If MLSE decided it wanted out of the CFL, would Stern and Spiegel remain committed to Montreal? It took the league a full year and a boatload of money to find the current owner of the Alouettes. How hard would it be to find someone else who wants to own the Als under the current business model?

And then there is Vancouver, where the estate of the late David Braley owns the Lions.

It’s believed Braley left the team enough money to see it through at least a couple of seasons. But does the pandemic change that equation? And how on earth could the league even begin to negotiate with potential buyers when it’s impossible to know what’s being sold?

Is this B.C. franchise part of a nine-team CFL? An 18-team CFL-XFL? Or a seven-team CFL? And what’s the business model for any of those?

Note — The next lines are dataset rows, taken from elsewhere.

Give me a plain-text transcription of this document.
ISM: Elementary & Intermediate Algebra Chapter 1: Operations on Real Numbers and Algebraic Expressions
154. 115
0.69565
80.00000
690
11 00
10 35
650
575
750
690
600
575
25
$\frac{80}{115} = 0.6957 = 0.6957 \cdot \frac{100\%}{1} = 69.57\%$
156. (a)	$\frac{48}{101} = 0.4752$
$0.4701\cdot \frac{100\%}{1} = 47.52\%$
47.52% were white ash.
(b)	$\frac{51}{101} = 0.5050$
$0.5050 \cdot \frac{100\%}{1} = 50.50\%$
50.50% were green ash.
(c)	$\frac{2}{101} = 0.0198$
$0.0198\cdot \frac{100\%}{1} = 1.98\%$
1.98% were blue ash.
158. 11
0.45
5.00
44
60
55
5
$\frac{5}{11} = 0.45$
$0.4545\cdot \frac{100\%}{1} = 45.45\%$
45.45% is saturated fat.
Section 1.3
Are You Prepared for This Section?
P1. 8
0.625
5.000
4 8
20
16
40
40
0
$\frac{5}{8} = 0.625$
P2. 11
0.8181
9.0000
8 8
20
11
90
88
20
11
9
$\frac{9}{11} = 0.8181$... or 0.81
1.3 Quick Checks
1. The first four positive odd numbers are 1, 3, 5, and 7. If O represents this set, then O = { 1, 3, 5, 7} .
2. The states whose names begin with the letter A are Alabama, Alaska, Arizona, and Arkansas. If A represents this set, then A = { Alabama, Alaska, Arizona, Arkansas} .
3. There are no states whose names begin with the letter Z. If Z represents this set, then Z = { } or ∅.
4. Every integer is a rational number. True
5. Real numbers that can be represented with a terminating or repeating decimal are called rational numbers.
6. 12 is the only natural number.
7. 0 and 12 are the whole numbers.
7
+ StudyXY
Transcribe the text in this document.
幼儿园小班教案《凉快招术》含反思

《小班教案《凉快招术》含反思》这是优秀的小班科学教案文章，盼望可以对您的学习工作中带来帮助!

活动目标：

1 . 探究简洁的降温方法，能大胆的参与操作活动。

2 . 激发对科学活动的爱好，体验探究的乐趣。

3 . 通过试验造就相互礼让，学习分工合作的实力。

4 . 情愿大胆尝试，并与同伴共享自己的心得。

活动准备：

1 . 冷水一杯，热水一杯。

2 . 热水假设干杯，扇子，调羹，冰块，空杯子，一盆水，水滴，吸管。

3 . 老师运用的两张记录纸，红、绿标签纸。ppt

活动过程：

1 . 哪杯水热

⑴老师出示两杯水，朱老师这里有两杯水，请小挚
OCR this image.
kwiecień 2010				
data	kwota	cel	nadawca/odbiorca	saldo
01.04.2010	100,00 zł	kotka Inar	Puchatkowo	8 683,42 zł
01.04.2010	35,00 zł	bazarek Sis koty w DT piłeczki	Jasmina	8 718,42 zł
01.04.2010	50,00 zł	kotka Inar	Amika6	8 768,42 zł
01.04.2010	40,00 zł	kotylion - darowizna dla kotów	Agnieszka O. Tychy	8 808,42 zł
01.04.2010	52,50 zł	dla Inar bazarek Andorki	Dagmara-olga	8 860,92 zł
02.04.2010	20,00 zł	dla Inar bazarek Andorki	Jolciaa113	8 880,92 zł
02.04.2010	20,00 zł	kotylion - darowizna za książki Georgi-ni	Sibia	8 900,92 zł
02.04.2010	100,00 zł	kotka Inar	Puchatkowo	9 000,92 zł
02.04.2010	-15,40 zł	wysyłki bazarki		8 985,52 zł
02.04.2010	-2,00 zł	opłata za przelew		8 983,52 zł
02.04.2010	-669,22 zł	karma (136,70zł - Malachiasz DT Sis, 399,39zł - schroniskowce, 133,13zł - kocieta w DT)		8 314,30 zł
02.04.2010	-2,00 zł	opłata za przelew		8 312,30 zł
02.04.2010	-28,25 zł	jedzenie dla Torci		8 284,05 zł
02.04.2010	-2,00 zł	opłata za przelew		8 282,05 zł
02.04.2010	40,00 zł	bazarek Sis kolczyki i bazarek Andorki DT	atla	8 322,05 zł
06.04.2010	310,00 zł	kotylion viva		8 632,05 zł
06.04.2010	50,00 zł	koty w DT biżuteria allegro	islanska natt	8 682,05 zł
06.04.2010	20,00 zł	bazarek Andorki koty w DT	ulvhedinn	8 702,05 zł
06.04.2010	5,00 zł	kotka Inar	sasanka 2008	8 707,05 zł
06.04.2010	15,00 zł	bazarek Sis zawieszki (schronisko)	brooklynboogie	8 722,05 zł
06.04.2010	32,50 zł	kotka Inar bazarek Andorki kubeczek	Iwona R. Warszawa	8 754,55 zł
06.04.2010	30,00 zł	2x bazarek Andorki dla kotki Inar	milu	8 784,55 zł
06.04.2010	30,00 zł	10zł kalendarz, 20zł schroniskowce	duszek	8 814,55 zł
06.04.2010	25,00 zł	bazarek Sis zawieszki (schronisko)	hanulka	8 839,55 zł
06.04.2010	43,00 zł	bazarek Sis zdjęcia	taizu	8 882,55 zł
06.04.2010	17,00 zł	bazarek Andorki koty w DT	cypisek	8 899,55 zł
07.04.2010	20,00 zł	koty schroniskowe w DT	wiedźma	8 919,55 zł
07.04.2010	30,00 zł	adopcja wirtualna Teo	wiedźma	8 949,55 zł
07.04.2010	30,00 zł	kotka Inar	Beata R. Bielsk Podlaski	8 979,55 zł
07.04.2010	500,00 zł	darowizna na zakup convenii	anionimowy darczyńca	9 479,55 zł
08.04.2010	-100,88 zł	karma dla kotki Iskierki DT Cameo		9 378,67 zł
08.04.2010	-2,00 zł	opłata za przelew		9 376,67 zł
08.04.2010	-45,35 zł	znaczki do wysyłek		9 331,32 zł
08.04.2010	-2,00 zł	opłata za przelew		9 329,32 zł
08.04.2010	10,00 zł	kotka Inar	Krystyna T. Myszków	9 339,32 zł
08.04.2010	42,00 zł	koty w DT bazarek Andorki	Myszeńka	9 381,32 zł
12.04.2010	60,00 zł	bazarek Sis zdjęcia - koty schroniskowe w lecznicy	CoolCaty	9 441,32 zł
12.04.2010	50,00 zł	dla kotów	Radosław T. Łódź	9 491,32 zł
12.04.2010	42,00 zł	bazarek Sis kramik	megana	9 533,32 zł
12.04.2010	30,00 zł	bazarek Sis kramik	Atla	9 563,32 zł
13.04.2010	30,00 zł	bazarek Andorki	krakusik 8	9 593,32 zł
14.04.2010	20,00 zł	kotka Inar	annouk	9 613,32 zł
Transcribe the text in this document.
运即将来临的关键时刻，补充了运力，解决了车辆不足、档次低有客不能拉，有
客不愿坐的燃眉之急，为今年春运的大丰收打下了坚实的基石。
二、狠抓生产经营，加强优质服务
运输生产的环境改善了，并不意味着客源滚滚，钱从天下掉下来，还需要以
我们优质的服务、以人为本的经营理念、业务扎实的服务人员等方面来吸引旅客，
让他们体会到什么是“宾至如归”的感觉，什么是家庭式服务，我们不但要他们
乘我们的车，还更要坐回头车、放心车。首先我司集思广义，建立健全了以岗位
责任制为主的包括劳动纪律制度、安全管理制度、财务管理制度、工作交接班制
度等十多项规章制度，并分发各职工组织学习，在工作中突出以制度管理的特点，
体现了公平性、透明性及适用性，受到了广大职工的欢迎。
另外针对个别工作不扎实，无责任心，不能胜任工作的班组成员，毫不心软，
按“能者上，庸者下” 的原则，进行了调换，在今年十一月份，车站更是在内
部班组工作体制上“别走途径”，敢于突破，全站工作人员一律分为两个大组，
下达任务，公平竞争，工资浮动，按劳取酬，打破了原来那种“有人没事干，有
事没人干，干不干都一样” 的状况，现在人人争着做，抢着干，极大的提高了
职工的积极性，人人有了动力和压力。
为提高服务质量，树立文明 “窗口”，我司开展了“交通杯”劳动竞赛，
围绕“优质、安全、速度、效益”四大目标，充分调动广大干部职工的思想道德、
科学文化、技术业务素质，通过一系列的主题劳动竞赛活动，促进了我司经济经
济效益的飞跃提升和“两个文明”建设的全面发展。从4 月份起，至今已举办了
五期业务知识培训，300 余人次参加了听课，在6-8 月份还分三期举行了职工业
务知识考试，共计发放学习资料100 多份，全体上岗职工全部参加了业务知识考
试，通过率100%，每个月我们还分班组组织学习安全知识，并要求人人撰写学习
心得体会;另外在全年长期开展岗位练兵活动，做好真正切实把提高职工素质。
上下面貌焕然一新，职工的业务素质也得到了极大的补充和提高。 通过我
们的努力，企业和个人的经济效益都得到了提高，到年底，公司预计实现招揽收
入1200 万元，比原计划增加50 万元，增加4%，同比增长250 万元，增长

Is there another owner waiting to invest in the Lions under the CFL business model? Or would the league be more likely to attract investment as part of a much bigger league, one on American television with big-money U.S. investors behind it?

The answers to any one of these questions about Toronto, Montreal and B.C. are critical to the future of the CFL.

That’s why the league needs a plan that gives all nine teams a way to see beyond the limitations of the current business model; a reason to believe that funding teams through the current pandemic-driven crisis is more than just an exercise in staving off the inevitable.

That’s where the XFL comes into the picture.

There are endless questions about how a CFL-XFL joint venture will work, but at the very least it will be different.

There will be a new business model to test and new sources of revenue to potentially tap.  

CFL teams may have been forced to open their minds to the XFL collaboration out of fear of the status quo. But emerging from dire circumstances is a broad enthusiasm about trying something new, of exploring a way for the league to reinvent itself for the future.

Make no mistake, there is going to be plenty of risk associated with an XFL-CFL venture, given all the dynamics and leaps of faith involved.

But if such a collaboration holds enough promise to keep all nine CFL franchises committed to the future, that’s going to be inherently less risky than trying to steer forward with the status quo.